The OFT worried that undergraduate students may not have access to important course or programme information that would help them choose the most appropriate courses, programmes or institutions: a competition issue.

Allied to that concern, the OFT was troubled that undergraduate students’ consumer protection rights might be breached if they couldn’t see all the relevant information about a course or if information about a course changed after having enrolled.

In 2014 the OFT closed up shop handing some of its responsibilities to the Competition and Markets Authority with recommendations that the CMA clarify how course information disclosure practices affect students and what responsibilities higher education institutions had under consumer protection law.

The CMA embarked on a three-stage process. It held a round of consultations with higher education providers about existing practices and policies. Then it took the consultation results and produced written advice to students and higher education institutions on consumer law. Finally, the CMA reviewed the HE sector’s compliance with consumer rights legislation. The latter produced two cases in which institutions needed to take corrective action: University of East Anglia and University of Glasgow.

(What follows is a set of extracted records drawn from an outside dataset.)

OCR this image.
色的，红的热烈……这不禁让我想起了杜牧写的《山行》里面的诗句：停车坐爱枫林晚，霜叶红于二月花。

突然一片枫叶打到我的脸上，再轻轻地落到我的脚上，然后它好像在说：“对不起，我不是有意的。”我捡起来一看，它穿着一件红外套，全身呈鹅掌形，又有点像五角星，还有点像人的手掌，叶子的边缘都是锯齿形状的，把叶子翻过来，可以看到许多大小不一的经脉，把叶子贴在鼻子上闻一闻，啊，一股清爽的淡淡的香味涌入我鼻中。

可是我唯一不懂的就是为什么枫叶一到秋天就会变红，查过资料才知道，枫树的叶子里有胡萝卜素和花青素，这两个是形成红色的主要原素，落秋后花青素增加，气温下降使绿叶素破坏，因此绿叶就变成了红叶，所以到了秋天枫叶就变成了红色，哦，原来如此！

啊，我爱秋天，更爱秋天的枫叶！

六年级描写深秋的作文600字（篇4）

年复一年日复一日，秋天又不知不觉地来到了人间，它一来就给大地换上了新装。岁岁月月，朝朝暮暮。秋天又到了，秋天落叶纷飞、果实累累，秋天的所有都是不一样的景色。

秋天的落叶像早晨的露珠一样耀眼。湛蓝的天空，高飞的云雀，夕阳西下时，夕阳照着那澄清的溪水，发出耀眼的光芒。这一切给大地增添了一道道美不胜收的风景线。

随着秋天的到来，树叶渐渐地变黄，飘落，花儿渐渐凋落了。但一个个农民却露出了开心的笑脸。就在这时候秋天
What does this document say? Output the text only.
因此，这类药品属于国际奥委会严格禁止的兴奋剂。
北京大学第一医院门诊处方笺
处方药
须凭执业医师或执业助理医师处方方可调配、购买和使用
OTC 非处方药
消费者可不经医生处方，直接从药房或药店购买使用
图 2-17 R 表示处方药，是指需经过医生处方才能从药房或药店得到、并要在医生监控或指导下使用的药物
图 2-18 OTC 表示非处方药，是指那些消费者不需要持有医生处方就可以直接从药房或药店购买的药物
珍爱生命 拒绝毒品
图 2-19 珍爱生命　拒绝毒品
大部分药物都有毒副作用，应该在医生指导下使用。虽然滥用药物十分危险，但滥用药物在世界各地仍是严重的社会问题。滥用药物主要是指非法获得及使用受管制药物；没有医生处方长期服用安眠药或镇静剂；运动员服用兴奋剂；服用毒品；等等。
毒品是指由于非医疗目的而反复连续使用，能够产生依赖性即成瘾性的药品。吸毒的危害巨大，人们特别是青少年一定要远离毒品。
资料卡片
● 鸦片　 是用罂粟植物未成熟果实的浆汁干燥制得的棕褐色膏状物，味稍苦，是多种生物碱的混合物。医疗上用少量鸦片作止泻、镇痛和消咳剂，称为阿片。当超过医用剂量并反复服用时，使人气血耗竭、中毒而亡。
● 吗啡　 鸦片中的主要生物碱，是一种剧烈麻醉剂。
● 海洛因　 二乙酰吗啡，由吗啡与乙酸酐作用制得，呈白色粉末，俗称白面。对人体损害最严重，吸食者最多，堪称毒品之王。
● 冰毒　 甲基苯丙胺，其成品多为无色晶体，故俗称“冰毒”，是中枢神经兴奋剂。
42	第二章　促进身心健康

University Website Content Impacts

Let’s start with the CMA’s general guidance to higher education providers, as providers build university websites and are responsible for their content.

The CMA had three pieces of advice for universities and colleges [quoting directly]:

  1. give students the clear, accurate and timely information that they need so they can make an informed decision about what and where to study
  2. ensure that their terms and conditions are fair, for example, so they cannot make surprising changes to the course or costs
  3. ensure that their complaint handling processes are accessible, clear and fair

 Item one seems self-evident. However, a combination of differing views about what constitutes ‘clear’ website writing, decentralised content creation and ill-defined authority for content updates can make complying consistently with the CMA’s advice difficult.

Maintaining clear, accurate and timely website information is more likely when web governance is in place to ensure clarity about decision making responsibilities and the types of decisions that will need to be made.

In using websites to present terms and conditions it may prove necessary to resist three impulses. Institutions may default to quasi-legal wording for T&Cs rather than plain English and compound matters by making PDFs the medium of presentation. As links rather than pages access PDFs the terms and conditions may become unnecessarily difficult to find.

The CMA’s final point about complaints raises two further issues. How prominently on higher education websites should information about making complaints be made: in the footer? Accessible via search? Secondly, the CMA has also published consumer rights guidance for students - should institutions post that document on-line or should students be left to find it on the CMA website or elsewhere?

Content Management Implications

Contrary to some discussions we’ve had about “The CMA”, there are no new regulations or legislation with a blanket effect on website content. Nor is there a CMA-inspired general requirement to archive entire websites.

However, marketing, communications and web support teams should be thinking about their approaches to the following issues: 

  • Clear information suggests using plain-English, but institutional instincts may tend towards ‘legalese”. How do you enforce the former rather than the latter?
  • Higher education institutions like PDF documents, undergraduates prefer web pages. How do you enforce the latter rather than the former?
  • How will version control (of PDFs or web pages) be enforced so no ‘surprising’ changes slip through?
  • Complaints handling will happen off-line, but information about the process will be on-line. Again, undergraduates prefer web pages. Institutions like PDFs. How do you enforce the former rather than the latter?

The CMA’s appropriate focus on presenting key undergraduate decision-making information should prompt institutions to tighten up content management processes and implement the full versioning capabilities of their content management systems.